Incomplete rolls a headache for Philadelphia voters and election judges
November 6, 2012By Holly Otterbein
Ky Ly had a frustrating Election Day.
Ly said his name wasn't on the books at his normal polling place, the Di Silvestro Recreation Center in South Philadelphia. So, he said, election officials sent him running around the city.
"They sent me to Broad and McKean," he said. "Broad and McKean sent me back to the recreation center. Recreation center sent me here."
Ly said he was finally able cast his vote at the South Philadelphia Library.
The Committee of Seventy, an election watchdog group, said it has heard from a lot of people like Ly. The group said many voters throughout Philadelphia have complained that their names are not in the poll books.
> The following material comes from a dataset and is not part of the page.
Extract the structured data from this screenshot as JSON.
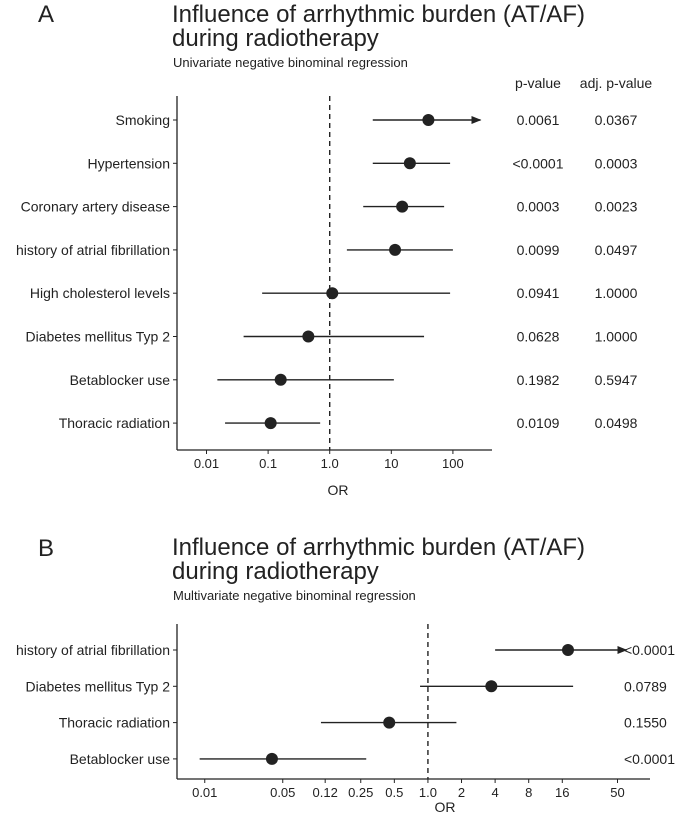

If voters discover that their names are missing from the books, City Commission chairwoman Stephanie Singer said, they are given a provisional ballot.
Miriam Ringrose, a judge of elections in Northeast Philadelphia, said several voters' names haven't been in the books at her polling place. So they've voted with provisional ballots.
"This year, we've had approximately 20 provisional ballots, which is an extraordinarily large amount for this division," she says. "Normally, we have like one or two at the very most."
Singer said her office has gotten "scattered" reports of voters not being on the books. "But nothing like the rumors that we've been hearing," she added.
Singer said about 25 voting divisions out of nearly 1,700 have asked for extra provisional ballots, as of Tuesday afternoon. She said that is more requests than the office got during the entire Election Day in 2008.
Earlier this year, the Committee of Seventy said it was worried that the City Commissioners office wasn't processing a backlog of voter registrations fast enough.
Singer said she isn't sure yet why more provisional ballots have been needed this year.
"We don't know whether the few problems that we are seeing, whether they are due to just large turnout or whether they're due to database issues," she said. "Today, the priority is not to do an extensive analysis of exactly why this happened. Today, the focus is on making sure that everyone who shows up at the polls gets to cast a ballot."